Vine, 54, hosted BBC show Points Of View from 2008 to 2018, and his agent Alex Armitage negotiated him a pay deal which also included hosting quiz show Eggheads, working on Panorama, elections coverage and other radio work.

Read more: Samira Ahmed says Jeremy Vine was ‘gifted’ show

The final contract also included a "top-up" clause, which guaranteed the BBC would give Vine work to the value of £100,000 on other shows or make a payment of up to £100,000 if it did not.

Jeremy Vine leaves the ITN studios in London after presenting the first episode of his new show for Channel Five (Credit: PA)

Roger Leatham, former head of operations & business affairs for Entertainment for BBC Vision, revealed to the tribunal: "Financially, Alex stipulated that the total remuneration had to be close to the offer that ITV had apparently made. We were told that offer was close to a seven-figure amount."

An email sent by Armitage to Leatham in 2007 also accused the BBC of bullying Vine.

The agent wrote: “The BBC must now stop bullying this artist and pushing him around on this deal and listen to him. Stop treating him like a chattel and pay him properly … stop treating Jeremy Vine like a child as he is sick of it now.”

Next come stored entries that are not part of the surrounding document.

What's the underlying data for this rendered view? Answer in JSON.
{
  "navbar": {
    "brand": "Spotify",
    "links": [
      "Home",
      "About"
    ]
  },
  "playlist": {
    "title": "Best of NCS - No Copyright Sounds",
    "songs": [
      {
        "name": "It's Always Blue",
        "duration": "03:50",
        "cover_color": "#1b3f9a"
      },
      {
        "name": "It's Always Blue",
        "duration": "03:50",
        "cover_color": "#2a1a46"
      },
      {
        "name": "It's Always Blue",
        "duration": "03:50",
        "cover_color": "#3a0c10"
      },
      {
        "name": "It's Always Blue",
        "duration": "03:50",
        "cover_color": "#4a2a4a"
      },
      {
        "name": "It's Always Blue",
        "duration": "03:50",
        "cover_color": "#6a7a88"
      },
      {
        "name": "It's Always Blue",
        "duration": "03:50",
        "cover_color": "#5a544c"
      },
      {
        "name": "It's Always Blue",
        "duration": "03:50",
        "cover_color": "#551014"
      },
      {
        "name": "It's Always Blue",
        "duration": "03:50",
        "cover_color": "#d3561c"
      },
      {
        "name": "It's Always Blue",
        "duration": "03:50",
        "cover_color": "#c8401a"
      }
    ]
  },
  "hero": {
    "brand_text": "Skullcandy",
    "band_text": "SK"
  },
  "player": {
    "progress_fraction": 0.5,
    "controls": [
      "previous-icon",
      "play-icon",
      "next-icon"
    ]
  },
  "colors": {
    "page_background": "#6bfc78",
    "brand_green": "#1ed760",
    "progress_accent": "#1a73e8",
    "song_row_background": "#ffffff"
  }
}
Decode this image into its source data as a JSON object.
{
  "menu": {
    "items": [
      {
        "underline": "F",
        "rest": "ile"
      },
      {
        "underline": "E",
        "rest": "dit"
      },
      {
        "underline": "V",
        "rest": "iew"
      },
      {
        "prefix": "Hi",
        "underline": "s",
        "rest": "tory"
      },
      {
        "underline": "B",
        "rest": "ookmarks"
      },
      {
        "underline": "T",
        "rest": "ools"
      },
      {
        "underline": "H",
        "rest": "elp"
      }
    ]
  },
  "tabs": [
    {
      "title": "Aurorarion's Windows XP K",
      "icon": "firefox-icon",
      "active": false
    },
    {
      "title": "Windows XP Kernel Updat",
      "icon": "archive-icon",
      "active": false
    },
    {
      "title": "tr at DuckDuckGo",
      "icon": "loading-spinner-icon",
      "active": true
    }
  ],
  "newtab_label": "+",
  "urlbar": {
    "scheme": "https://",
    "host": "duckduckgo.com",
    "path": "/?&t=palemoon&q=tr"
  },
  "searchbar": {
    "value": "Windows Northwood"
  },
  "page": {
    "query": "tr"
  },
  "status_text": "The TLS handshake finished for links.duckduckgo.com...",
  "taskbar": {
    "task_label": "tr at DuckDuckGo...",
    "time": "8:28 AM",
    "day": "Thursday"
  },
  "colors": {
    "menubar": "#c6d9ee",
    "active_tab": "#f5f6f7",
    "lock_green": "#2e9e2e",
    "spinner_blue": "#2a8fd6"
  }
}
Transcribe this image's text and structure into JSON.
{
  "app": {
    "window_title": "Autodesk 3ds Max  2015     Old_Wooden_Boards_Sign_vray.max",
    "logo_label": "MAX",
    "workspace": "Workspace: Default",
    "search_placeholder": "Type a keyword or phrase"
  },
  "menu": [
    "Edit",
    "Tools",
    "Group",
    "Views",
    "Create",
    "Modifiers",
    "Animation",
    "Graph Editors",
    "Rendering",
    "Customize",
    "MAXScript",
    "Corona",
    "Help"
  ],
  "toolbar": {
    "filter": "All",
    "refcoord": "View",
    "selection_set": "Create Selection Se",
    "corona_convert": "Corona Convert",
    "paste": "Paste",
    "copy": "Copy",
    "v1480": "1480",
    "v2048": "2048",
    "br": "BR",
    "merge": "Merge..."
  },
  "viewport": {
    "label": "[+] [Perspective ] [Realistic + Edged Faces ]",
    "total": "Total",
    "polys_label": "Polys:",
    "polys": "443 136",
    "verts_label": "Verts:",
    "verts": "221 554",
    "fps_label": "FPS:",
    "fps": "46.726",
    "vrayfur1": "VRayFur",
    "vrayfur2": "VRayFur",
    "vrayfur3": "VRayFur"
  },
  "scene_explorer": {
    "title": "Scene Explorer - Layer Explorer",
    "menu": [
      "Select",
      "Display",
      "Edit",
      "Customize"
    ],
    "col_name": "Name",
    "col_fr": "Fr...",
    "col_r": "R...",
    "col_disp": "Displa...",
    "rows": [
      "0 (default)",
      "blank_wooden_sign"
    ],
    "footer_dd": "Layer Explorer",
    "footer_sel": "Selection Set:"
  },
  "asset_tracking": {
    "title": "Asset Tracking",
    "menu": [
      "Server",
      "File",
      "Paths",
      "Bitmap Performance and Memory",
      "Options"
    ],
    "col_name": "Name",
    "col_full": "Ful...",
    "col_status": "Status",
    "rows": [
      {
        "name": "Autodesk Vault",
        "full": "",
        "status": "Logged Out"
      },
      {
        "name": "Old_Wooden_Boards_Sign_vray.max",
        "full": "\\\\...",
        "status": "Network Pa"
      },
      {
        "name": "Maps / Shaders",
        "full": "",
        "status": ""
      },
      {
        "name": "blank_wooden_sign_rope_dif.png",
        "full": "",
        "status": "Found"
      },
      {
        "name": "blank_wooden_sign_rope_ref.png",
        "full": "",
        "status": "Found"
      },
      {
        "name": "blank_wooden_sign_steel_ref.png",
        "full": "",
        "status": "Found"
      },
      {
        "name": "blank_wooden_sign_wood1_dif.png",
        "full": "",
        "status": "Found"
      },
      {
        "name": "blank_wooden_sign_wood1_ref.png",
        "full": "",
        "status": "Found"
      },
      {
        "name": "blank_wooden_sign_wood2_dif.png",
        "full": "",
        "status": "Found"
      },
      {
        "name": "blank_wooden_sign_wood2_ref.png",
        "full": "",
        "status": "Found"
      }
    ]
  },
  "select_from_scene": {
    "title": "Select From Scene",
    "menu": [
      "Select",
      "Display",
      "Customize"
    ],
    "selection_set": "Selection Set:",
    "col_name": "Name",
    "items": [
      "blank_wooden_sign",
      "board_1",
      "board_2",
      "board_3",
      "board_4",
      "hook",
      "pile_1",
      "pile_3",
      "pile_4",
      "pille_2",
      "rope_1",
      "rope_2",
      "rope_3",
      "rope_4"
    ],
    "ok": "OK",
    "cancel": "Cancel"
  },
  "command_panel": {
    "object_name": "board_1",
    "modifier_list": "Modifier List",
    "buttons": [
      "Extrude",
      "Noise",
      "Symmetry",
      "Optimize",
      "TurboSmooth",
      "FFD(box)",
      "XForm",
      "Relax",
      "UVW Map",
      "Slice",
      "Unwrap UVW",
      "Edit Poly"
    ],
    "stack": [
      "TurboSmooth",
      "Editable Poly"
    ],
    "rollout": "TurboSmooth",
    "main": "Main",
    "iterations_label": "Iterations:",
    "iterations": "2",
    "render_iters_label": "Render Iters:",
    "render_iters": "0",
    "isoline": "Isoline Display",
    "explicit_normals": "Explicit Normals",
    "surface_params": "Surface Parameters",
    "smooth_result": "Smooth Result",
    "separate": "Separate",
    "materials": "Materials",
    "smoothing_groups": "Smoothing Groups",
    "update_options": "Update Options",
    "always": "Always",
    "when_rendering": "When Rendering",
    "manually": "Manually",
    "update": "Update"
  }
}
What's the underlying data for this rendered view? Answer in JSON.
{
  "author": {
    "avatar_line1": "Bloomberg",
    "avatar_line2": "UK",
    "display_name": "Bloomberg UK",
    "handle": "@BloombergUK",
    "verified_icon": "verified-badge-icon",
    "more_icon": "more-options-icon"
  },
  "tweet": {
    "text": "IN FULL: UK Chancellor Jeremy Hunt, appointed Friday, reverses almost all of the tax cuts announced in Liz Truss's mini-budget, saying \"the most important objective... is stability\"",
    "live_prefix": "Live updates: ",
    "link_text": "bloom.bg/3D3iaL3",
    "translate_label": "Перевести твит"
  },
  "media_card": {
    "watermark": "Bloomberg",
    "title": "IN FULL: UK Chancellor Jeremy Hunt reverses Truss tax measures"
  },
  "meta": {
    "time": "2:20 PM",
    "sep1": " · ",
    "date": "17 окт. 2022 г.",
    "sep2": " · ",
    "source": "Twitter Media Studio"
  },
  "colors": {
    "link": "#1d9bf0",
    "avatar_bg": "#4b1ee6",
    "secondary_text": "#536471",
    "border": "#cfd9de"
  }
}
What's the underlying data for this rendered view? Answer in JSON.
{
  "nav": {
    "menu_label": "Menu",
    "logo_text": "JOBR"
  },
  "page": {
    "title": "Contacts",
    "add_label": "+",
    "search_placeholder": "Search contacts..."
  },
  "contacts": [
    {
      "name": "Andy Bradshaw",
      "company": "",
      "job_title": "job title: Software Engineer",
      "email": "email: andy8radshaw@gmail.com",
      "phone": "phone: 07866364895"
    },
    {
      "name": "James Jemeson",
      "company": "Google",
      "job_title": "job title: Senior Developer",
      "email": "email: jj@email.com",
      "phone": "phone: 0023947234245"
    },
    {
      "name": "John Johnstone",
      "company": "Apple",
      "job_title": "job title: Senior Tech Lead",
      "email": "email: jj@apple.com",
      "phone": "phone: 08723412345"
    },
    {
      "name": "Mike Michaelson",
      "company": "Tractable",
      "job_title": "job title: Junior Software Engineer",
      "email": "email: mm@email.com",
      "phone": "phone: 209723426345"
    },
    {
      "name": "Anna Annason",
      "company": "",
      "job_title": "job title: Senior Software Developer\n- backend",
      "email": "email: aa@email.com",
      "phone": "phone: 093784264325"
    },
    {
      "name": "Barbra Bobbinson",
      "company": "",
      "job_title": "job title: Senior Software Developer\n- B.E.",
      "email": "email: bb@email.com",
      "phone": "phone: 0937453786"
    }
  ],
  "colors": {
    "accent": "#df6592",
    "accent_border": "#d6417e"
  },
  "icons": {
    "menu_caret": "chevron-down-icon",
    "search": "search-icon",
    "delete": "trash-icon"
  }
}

Samira Ahmed is demanding equal pay, claiming she and Jeremy Vine did similar work (Credit: PA)

Ahmed is presenter of Newswatch on the BBC News channel, a show similar to Points of View in that it covers viewer feedback.

Read more: Jeremy Vine warns Kevin Clifton his ex could 'take him down' with one word

She is seeking nearly £700,000 in back pay between November 2012 and February 2019, saying she and Vine did similar work, and yet she was paid “a sixth” of what Vine earned.

The BBC rejects the claim and says the work was not comparable.

Last year Vine - who competed in Strictly Come Dancing in 2015 - left the BBC and now hosts his own morning show on Channel 5.